Despite a robust macroeconomic policy framework and continuing commitment to reform, the economic shock has put public debt on a markedly higher trajectory, and there are downside risks to the forecasts should the COVID-19 outbreak not be contained in 2H20 in line with Fitch’s current baseline assumption.

“We forecast the coronavirus shock will drag down GDP growth from 7.6% in 2019 to 0.5% this year. Growth accelerated in 2H19 to 7.9%, and momentum remained strong in 2M20, providing some offset to the sharp contraction expected in 2Q20. The government has announced a state of emergency, with a support package totaling 2.3% of GDP, and the central bank has cut interest rates by 25bp to 5.25% following a fall in inflation to an average -0.1% in the first two months of 2020,” Fitch says.

Fitch projects that GDP growth partially recovers in 2021, to 5.5%, supported by a rebound in external demand, investment catch-up, and revival of private consumption and employment growth, with a moderate drag from fiscal tightening.

Fiscal stimulus and weak growth will push out this year’s general government deficit to a forecast 5.0% of GDP in 2020, up from 1.0% in 2019. The government’s coronavirus stimulus package has a focus on social support, subsidised lending, and loan refinancing and risk-sharing, with a high degree of uncertainty over how much will ultimately fall on the government balance sheet.
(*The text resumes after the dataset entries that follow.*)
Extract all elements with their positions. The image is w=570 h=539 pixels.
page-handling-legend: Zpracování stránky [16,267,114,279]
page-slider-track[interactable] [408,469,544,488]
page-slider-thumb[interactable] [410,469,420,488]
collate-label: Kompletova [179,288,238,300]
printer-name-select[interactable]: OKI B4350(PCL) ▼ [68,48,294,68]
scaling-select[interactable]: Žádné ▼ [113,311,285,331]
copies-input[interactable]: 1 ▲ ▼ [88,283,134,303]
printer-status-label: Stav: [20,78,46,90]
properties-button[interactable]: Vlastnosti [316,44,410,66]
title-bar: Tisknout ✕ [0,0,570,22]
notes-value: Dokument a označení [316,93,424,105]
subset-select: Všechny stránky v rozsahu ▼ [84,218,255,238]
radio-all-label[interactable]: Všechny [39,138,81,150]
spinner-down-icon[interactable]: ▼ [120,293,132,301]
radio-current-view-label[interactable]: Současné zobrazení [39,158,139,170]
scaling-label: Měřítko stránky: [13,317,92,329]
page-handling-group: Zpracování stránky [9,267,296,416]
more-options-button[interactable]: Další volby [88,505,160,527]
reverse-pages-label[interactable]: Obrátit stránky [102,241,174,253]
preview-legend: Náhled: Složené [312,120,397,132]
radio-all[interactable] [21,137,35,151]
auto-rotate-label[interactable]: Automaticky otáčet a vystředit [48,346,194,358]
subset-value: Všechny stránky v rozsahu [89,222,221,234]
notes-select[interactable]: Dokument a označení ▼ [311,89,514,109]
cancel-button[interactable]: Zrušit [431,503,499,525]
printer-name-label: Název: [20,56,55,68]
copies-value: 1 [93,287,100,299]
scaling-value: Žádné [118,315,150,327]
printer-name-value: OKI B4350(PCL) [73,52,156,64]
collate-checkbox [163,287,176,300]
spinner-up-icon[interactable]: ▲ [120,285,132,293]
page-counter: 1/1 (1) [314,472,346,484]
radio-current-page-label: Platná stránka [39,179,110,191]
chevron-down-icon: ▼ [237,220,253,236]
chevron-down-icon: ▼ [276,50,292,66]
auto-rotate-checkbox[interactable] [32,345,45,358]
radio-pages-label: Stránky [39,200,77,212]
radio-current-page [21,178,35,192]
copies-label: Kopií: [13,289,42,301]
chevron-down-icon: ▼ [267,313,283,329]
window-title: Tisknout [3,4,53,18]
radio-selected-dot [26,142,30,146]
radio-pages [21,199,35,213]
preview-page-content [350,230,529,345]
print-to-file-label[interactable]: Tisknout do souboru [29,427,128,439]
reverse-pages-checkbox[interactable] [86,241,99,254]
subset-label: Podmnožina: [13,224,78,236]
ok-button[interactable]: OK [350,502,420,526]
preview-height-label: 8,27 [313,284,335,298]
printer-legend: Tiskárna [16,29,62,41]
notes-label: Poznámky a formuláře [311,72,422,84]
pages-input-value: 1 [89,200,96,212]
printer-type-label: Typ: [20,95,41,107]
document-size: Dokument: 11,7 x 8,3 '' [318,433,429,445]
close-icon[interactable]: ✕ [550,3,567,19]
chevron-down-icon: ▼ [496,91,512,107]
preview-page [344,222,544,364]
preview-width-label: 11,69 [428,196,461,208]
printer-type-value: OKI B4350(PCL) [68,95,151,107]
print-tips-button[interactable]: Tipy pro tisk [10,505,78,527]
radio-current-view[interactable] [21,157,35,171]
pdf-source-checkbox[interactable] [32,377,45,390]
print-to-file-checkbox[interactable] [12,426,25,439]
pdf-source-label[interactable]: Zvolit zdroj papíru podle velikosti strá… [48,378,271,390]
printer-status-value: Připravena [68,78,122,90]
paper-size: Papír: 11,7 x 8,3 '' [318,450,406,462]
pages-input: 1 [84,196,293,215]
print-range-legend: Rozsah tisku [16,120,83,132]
“Fitch anticipates additional fiscal measures including to directly support employment, partly offset by under-execution on capital projects and some reprioritisation of non-essential recurrent spending this year. We forecast the general government deficit will narrow to 3.5% of GDP in 2021, on the back of stronger GDP growth and a partial unwinding of support measures, underpinned by the government’s strong commitment to its medium-term fiscal targets,” Fitch said.  

General government debt is projected to rise from 53.6% at end-2019 to 59.2% of GDP in 2020 before falling back to 56.0% in 2021, upward revisions of 9.4pp and 7.4pp, respectively, since the last review, and well above the current ‘BB’ median of 46.5%.